I haven't done this for any of the other datasets, but maybe it can be useful to make sure that the output remains the same over time.

[mondracek]

Sorry for the changes after approval. I have modified params.ini for the CH3Br_KPFM example by

• reducing the stiffness klat to 0.2, which is more realistic than 0.5 for a Xe tip and coincides with the value that we used in our older works
• increasing scanMin, as KPFM is typically done with larger tip-sample separation, out of the high-resolution AFM regime.

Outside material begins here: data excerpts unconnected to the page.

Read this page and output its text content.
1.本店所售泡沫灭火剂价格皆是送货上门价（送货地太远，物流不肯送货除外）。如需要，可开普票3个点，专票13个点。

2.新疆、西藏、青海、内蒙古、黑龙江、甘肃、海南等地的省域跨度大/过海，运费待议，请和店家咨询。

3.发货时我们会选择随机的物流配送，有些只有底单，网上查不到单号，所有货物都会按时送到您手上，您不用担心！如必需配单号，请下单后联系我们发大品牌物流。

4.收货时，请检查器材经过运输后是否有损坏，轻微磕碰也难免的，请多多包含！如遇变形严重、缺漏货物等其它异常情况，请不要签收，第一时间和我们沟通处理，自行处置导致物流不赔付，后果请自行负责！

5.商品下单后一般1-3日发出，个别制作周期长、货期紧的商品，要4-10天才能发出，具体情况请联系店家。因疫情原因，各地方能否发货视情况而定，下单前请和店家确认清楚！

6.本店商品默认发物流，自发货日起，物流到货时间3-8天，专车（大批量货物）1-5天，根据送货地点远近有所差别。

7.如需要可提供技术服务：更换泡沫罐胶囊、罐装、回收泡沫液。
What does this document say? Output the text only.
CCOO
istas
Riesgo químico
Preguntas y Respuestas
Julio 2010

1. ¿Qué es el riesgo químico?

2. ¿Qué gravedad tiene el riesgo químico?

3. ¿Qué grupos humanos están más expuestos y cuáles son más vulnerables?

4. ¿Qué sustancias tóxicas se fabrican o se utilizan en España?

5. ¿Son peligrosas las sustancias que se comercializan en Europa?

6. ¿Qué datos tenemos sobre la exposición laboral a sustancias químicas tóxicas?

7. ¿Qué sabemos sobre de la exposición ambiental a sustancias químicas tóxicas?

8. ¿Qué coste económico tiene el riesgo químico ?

However, I have found a more serious issue: The KPFM seems to differ a lot depending on whether one uses FHI-AIMS or VASP to calculate the Hartree potential. I will make a new issue about that if needed, after I learn a bit more about what is going on and generate some examples of the problem. But I prefer to postpone merging this KPFM example until the matter is clarified.

[ondrejkrejci]

@mondracek - is there a reason, why this is not Squashed and merged ? Do you want one more review ?

[mondracek]

@ondrejkrejci, the reason why this PR was kept open because I wanted to clarify the conflict between FHI-AIMS-based and VASP-based results before merging the example. I am now pretty sure the problem was with VASP. As the example added to the examples/ folder by this PR uses the *.cube files from FHI-AIMS, it should be all right and I am going to merge it now.

Just for the record: The problem with VASP seems to be that one should not use the RMM-DIIS algorithm for energy minimization (IALGO=48 or ALGO=Fast) when calculating the electron density and Hartree potential of free standing molecules in an external homogeneous electric field. Especially not if only one electronic self-consistency cycle is to be performed with definite atom positions, without geometry optimization. Instead, blocked-Davidson iteration scheme (IALGO=38, ALGO=Normal) should be used. The latter (blocked-Davidson iteration) algorithm is the default in newer versions of VASP (since VASP 4.6) anyway, so it's not a big deal. The problem was that I was used to explicitly specifying IALGO=48 in my INCAR because that algorithm tends to be faster, as its other name (ALGO=Fast) suggests. With IALGO=48, dipole compensation along the z axis on (LDIPOL=.TRUE., IDIPOL=3) , non-zero external field (EFIELD=-0.1, typically) and no relaxation of atom positions (IBRION=-1), the induced dipole turns out to be unstable; you can get almost anything depending on who knows what details of initial conditions. The problem is not documented anywhere as far as I know so I have just learnt about the necessity of using the default algorithm for electron minimization the hard way.

The bad new is that I have also used IALGO=48 for the simulation of KPFM of the FFPB molecule in our paper. The good news is that I was lucky, it did not cause any substantial problem for that particular molecule (in contrast to this CH3Br). I have checked that the LCPD images obtained with ALGO=Normal are virtually the same as those obtained with IALGO=48 in the case of FFPB.